Ein klingendes Mosaik in sieben Bildern
In diesem „Klingenden Mosaik in 7 Bildern“ wird der Weg des Aurelius Augustinus (354-430) vom Rhetoriker und Karrieristen im spätantiken Rom zum gläubigen Christen, streitbaren Theologen und Seelsorger einer kleinen nordafrikanischen Diözese nachgezeichnet.

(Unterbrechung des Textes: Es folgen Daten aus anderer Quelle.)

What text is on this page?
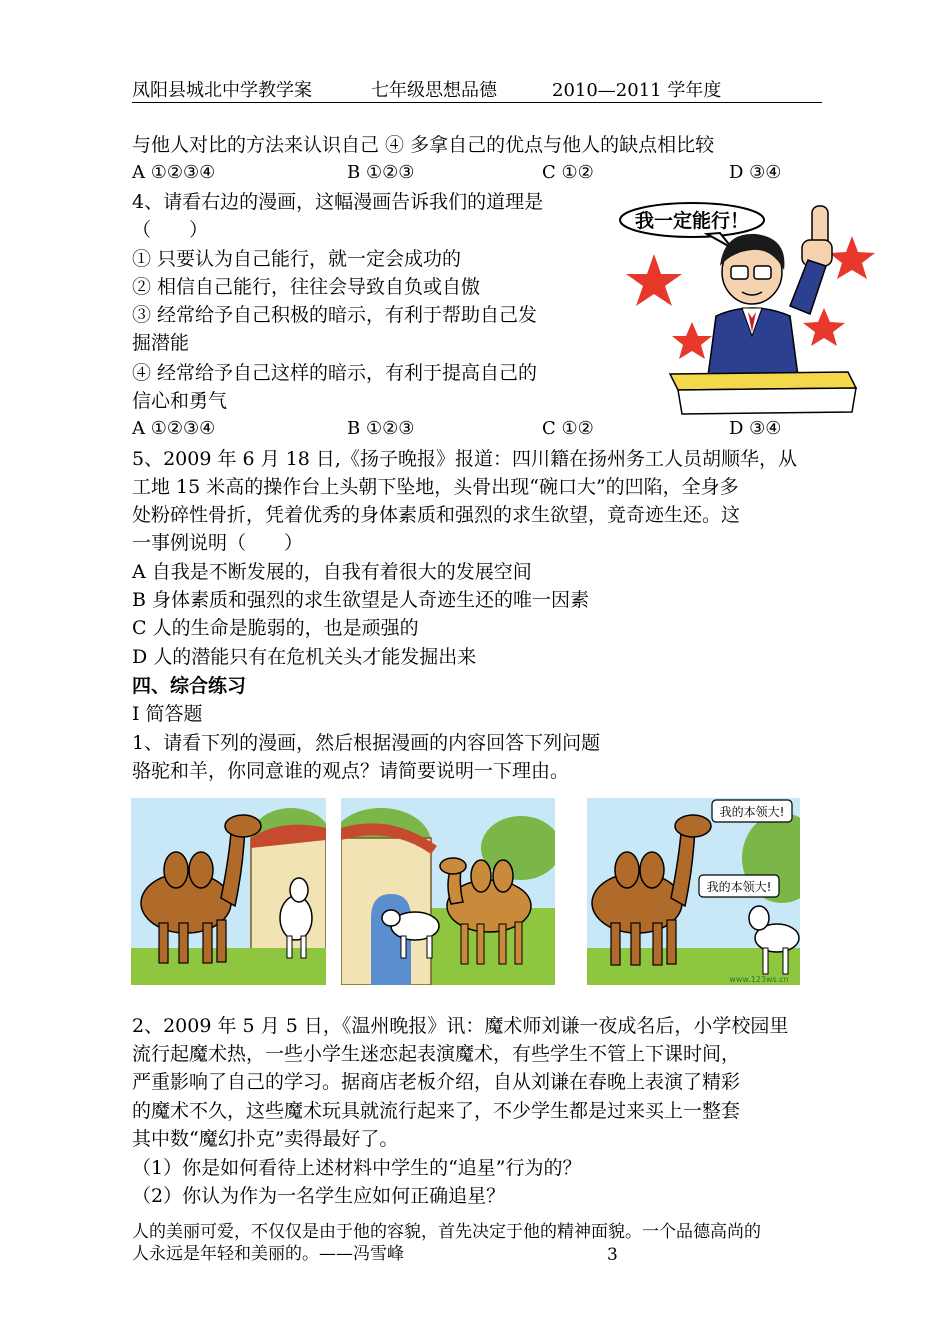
凤阳县城北中学教学案	七年级思想品德	2010—2011 学年度
与他人对比的方法来认识自己 ④ 多拿自己的优点与他人的缺点相比较
A ①②③④	B ①②③	C ①②	D ③④
4、请看右边的漫画，这幅漫画告诉我们的道理是
（　　）
① 只要认为自己能行，就一定会成功的
② 相信自己能行，往往会导致自负或自傲
③ 经常给予自己积极的暗示，有利于帮助自己发
掘潜能
④ 经常给予自己这样的暗示，有利于提高自己的
信心和勇气
A ①②③④	B ①②③	C ①②	D ③④
我一定能行！
5、2009 年 6 月 18 日,《扬子晚报》报道：四川籍在扬州务工人员胡顺华，从
工地 15 米高的操作台上头朝下坠地，头骨出现“碗口大”的凹陷，全身多
处粉碎性骨折，凭着优秀的身体素质和强烈的求生欲望，竟奇迹生还。这
一事例说明（　　）
A 自我是不断发展的，自我有着很大的发展空间
B 身体素质和强烈的求生欲望是人奇迹生还的唯一因素
C 人的生命是脆弱的，也是顽强的
D 人的潜能只有在危机关头才能发掘出来
四、综合练习
Ⅰ 简答题
1、请看下列的漫画，然后根据漫画的内容回答下列问题
骆驼和羊，你同意谁的观点？请简要说明一下理由。
我的本领大!
我的本领大!
www.123ws.cn
2、2009 年 5 月 5 日，《温州晚报》讯：魔术师刘谦一夜成名后，小学校园里
流行起魔术热，一些小学生迷恋起表演魔术，有些学生不管上下课时间，
严重影响了自己的学习。据商店老板介绍，自从刘谦在春晚上表演了精彩
的魔术不久，这些魔术玩具就流行起来了，不少学生都是过来买上一整套
其中数“魔幻扑克”卖得最好了。
（1）你是如何看待上述材料中学生的“追星”行为的？
（2）你认为作为一名学生应如何正确追星？
人的美丽可爱，不仅仅是由于他的容貌，首先决定于他的精神面貌。一个品德高尚的
人永远是年轻和美丽的。——冯雪峰	3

19. März 2005 München, Lukaskirche · Lukas-Chor · Einstudierung und Dirigat: Gerd Kötter · Die Singphoniker · Regina Klepper, Sopran · Ruth Ohlmann, Sopran · Dominik Manz, Knabensopran · Instrumentalensemble · Klangkoordination: Arnold Mehl Orchesterbesetzung: Fl. (auch Altfl.) · Vl. · Diskant-Zither · Hfe. · 4 P. S. (auf der Empore: Roto-Toms · 2 Tomt. · gr. Tr. · 60 Weingläser – im Kirchenraum: Glsp. · mittelalterliches Glsp. · Zimbelspiel · Röhrengl. · Dobaci in e’ [von Stella gespielt] · Verrophon · Glashfe. · 4 Trgl. · 3 Beck. · Buckelgong · Schellenbaum · 3 Tomt. · 2 Holzzungen-Rührtr. · 4 gr. Tr. · afrikanische Schlitztr. · Woodbl. · Mark Tree · Shell Chimes · Claves · Ratsche · Guiro · Reco-Reco · hg. Glasstäbe) (4 Spieler) (2. Dirigent erforderlich)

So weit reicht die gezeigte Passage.